Finding people with good attitudes (who might have bad numbers) to join your guild, some people have bad attitudes but good numbers. This one will probably be the most important but requires a lot of work as a leader and can lead people to feel frustrated. I am sure that you don't want a toxic environment. Again, this game is supposed to be fun. This does not mean you won't be a "progression" guild/team.
Guild Finder Tool
Recently, World of Warcraft received a new feature called the “Guild finder”. It allows guild less people to search for guilds on their realm that match their needs. If you are the guild leader, you can edit your public note by the info tab in your Guild interface, and clicking on “recruitment”. From this page you can select what your guild is interested in, when you normally do things as a guild, what class roles you are looking for, and a short public note at the bottom for potential members to see.
Do something new
Just doing something every day isn't enough - people will get burned out. Make sure you mix things up occasionally and do something new. This is especially pertinent to raid guilds who have to focus on one raid for many weeks to complete it. At least one day of the week, do something else that is fun, even if it is a different raid.
Don't try to recruit level 90s or 110s
If you start low, it will be easier to find more members, hence your guild will be bigger and people will stay.

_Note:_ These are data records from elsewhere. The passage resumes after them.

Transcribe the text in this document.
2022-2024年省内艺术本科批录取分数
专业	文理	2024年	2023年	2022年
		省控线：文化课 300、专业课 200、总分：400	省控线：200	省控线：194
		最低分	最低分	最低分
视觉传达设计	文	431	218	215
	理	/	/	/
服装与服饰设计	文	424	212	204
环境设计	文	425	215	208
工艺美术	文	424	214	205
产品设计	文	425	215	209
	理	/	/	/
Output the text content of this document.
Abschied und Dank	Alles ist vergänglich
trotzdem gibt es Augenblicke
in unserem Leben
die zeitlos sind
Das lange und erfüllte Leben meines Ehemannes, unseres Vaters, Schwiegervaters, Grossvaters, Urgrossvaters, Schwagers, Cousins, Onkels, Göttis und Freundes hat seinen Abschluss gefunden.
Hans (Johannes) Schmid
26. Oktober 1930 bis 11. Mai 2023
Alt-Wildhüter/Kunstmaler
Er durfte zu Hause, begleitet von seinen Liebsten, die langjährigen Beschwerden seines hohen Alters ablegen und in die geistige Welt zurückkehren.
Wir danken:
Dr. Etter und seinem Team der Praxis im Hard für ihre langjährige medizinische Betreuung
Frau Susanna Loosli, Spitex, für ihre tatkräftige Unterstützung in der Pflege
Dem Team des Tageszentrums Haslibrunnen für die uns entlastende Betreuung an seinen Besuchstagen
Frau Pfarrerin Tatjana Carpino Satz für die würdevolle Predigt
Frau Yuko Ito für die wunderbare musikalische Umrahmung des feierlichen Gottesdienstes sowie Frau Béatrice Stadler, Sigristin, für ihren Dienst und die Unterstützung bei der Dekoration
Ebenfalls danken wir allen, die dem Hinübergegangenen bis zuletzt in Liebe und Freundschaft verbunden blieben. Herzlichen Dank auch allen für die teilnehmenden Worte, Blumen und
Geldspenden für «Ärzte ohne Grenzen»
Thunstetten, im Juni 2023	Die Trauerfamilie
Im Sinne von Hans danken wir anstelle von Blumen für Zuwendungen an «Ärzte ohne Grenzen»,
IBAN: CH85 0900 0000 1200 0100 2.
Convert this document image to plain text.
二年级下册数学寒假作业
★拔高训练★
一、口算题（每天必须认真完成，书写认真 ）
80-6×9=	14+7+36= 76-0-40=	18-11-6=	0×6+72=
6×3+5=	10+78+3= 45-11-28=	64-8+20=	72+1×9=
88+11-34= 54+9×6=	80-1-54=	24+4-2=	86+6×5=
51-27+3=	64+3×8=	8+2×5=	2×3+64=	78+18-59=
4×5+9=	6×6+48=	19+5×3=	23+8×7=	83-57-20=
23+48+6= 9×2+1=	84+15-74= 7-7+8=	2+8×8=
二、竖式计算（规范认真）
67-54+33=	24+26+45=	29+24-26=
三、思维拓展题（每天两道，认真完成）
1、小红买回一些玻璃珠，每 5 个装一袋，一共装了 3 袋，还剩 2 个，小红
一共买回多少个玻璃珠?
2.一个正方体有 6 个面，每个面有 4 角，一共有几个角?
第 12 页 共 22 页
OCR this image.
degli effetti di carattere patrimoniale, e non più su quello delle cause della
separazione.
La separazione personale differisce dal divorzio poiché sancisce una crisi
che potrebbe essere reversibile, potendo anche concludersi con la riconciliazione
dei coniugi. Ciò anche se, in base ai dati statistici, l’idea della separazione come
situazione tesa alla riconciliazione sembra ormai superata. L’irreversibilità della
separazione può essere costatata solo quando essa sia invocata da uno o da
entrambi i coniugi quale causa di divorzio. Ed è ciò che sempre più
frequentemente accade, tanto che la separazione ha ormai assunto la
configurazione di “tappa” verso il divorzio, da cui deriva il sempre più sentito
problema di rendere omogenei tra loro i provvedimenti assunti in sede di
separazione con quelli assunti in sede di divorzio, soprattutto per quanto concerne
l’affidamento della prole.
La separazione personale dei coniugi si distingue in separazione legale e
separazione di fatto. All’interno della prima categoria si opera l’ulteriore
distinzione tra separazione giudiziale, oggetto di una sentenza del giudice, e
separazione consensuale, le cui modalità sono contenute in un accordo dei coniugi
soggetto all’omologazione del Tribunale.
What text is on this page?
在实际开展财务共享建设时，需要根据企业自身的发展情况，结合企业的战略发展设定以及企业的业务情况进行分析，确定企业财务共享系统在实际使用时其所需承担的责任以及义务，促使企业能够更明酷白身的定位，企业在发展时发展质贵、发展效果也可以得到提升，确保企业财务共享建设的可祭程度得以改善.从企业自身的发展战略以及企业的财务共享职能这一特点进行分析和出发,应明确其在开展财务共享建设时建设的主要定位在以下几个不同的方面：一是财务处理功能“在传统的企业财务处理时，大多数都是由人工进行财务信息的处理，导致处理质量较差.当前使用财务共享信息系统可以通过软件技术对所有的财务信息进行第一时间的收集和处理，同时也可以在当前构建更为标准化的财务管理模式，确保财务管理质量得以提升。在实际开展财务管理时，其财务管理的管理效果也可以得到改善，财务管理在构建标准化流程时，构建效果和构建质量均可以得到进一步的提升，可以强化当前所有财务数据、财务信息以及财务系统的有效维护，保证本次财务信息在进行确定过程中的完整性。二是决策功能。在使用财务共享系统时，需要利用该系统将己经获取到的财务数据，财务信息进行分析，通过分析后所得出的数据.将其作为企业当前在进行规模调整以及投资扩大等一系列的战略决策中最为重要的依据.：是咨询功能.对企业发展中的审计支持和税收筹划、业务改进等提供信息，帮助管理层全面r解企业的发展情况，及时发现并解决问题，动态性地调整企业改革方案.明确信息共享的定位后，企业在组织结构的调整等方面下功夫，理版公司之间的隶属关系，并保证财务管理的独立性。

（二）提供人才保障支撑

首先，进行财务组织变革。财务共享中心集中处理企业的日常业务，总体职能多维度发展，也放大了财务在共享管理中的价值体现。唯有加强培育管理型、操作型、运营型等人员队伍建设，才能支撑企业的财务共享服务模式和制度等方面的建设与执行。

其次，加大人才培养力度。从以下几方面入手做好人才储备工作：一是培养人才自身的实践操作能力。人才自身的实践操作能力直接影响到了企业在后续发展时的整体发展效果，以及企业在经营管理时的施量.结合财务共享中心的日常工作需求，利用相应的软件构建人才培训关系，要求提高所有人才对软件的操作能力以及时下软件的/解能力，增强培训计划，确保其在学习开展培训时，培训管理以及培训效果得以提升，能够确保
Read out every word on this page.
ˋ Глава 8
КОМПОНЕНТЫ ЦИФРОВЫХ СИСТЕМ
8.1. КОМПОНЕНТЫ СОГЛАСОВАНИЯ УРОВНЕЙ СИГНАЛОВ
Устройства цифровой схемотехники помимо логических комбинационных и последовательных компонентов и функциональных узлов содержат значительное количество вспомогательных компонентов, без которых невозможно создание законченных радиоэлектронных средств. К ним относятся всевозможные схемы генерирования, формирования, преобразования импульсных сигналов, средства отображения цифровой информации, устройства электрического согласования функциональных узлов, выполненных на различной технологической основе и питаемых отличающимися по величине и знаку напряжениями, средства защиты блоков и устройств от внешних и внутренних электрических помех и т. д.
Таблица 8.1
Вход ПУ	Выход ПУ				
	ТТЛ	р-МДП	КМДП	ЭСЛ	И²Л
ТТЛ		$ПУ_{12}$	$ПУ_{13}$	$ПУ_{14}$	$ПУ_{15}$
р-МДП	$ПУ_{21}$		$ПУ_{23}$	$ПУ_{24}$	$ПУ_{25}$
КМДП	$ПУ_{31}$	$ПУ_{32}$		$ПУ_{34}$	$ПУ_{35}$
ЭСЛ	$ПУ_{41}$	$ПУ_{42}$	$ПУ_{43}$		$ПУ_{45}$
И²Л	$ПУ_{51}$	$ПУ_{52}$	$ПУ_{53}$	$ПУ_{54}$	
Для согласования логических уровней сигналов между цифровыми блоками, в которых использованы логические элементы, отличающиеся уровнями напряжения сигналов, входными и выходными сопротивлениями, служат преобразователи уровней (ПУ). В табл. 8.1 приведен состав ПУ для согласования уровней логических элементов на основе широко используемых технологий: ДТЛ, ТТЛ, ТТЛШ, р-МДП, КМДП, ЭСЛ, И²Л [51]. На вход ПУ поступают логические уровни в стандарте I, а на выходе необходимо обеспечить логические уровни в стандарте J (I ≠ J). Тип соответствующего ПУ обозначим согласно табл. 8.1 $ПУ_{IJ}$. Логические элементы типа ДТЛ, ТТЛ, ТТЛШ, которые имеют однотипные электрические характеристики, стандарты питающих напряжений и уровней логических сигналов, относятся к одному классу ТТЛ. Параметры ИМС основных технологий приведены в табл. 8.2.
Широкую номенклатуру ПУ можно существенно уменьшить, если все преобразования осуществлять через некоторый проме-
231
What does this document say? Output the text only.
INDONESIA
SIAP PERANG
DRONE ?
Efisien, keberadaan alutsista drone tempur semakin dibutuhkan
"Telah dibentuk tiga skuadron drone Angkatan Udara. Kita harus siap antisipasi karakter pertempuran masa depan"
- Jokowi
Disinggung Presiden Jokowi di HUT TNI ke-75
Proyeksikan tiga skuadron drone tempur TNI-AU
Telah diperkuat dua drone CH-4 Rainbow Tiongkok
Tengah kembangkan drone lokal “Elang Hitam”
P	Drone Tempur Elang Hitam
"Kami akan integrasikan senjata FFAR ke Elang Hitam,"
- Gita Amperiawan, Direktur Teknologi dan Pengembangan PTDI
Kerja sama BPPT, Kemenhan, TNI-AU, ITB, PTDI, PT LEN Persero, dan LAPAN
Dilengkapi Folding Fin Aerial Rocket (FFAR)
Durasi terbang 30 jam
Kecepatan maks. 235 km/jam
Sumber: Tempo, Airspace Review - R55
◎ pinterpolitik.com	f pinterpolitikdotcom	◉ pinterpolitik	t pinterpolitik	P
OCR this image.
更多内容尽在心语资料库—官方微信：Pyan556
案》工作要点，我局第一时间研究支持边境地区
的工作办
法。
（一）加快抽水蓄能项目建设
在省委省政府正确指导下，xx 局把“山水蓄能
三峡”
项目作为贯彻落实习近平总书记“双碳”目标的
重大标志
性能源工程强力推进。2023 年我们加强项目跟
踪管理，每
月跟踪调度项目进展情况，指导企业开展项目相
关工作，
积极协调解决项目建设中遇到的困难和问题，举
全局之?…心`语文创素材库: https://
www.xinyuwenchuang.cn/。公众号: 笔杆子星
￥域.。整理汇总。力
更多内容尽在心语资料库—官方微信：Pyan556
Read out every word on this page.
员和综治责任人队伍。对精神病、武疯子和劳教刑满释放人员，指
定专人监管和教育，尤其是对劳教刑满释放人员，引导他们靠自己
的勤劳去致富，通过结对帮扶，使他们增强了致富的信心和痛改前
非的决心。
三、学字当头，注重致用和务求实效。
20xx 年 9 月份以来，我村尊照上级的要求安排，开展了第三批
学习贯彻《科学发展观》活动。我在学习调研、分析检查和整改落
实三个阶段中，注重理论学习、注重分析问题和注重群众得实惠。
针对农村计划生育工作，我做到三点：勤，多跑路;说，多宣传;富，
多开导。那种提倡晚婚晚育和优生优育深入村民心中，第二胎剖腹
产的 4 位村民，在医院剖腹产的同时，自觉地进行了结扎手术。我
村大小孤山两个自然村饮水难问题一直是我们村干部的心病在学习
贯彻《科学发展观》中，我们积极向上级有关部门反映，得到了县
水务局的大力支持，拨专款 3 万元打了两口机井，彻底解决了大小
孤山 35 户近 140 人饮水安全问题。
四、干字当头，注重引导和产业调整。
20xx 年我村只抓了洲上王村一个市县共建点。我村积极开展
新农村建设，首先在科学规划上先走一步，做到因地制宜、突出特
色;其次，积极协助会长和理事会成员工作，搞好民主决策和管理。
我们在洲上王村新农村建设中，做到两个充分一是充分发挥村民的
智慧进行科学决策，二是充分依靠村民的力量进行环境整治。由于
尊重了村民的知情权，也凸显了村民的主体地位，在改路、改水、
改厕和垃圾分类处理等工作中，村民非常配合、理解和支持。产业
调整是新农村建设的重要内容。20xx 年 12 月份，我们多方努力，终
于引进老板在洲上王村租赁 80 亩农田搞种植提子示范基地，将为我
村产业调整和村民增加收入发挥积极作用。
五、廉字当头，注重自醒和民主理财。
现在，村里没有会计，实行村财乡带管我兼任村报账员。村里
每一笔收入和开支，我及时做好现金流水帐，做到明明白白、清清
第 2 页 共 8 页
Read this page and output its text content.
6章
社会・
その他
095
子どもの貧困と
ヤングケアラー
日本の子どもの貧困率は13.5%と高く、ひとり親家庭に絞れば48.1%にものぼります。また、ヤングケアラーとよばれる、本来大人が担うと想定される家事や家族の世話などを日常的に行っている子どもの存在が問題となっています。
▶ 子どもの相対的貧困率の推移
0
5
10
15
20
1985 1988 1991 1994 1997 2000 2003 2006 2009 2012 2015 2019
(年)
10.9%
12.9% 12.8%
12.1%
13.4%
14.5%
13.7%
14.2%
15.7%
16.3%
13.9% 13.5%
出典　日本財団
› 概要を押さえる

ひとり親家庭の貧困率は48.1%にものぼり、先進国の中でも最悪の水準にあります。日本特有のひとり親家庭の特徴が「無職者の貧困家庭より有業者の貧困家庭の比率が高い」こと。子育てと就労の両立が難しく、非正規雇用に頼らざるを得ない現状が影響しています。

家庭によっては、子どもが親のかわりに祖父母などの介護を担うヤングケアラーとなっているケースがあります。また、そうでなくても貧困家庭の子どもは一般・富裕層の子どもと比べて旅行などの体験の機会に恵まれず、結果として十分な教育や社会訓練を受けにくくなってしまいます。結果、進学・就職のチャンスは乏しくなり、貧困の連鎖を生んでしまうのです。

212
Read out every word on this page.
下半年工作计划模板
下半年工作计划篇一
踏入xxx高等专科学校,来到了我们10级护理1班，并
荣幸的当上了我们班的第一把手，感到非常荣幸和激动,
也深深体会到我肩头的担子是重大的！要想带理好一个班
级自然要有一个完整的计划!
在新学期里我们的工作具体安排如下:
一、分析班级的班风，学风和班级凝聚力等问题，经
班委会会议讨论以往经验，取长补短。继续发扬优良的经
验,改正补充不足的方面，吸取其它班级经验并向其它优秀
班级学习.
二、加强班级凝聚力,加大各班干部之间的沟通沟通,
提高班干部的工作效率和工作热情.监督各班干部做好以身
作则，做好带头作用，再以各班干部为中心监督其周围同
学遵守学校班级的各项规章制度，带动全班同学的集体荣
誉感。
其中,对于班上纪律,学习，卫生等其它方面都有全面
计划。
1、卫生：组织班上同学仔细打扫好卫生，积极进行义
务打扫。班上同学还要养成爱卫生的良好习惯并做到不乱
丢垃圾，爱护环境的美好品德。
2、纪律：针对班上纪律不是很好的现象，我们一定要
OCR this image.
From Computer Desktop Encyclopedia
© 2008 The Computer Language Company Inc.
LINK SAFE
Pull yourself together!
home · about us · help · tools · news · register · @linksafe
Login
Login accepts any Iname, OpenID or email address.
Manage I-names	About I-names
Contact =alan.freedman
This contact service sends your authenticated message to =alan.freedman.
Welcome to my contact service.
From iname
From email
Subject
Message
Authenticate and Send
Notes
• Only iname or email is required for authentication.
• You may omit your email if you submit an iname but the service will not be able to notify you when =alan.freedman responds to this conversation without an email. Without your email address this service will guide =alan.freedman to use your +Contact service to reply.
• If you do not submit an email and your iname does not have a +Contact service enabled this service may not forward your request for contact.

Every now and then try push the top level boundary in your guild. Or maybe have a system - you can recruit 5 levels higher every 10 people. Unless you want a small guild then just aim small. I suggest to recruit some low levels and help them level up.
You try to start this step if you have plenty of level 110 players
If you get up to this step then you guild should be on the road to victory. Now you might want to start thinking about end-game. You might have a lot of new members now, so arranging new raiding times to suit your newer members, but don't forget about the old members. You will either need ventrilo/teamspeak or an in-game guild voice channel for this for voice communication and you will need some people with raiding experience. Good luck!
World of Warcraft is a game, but you should know it’s full of real people, and guilds are the most "real" element of the game in many ways. Your guild members are as real as your friends in the real world. You are all here to have fun, so keep that in mind! People come and people go from guilds. But if you are honest and respectful, it is doubtful that your guild will ever fully dissolve as long as you are putting energy into keeping it going.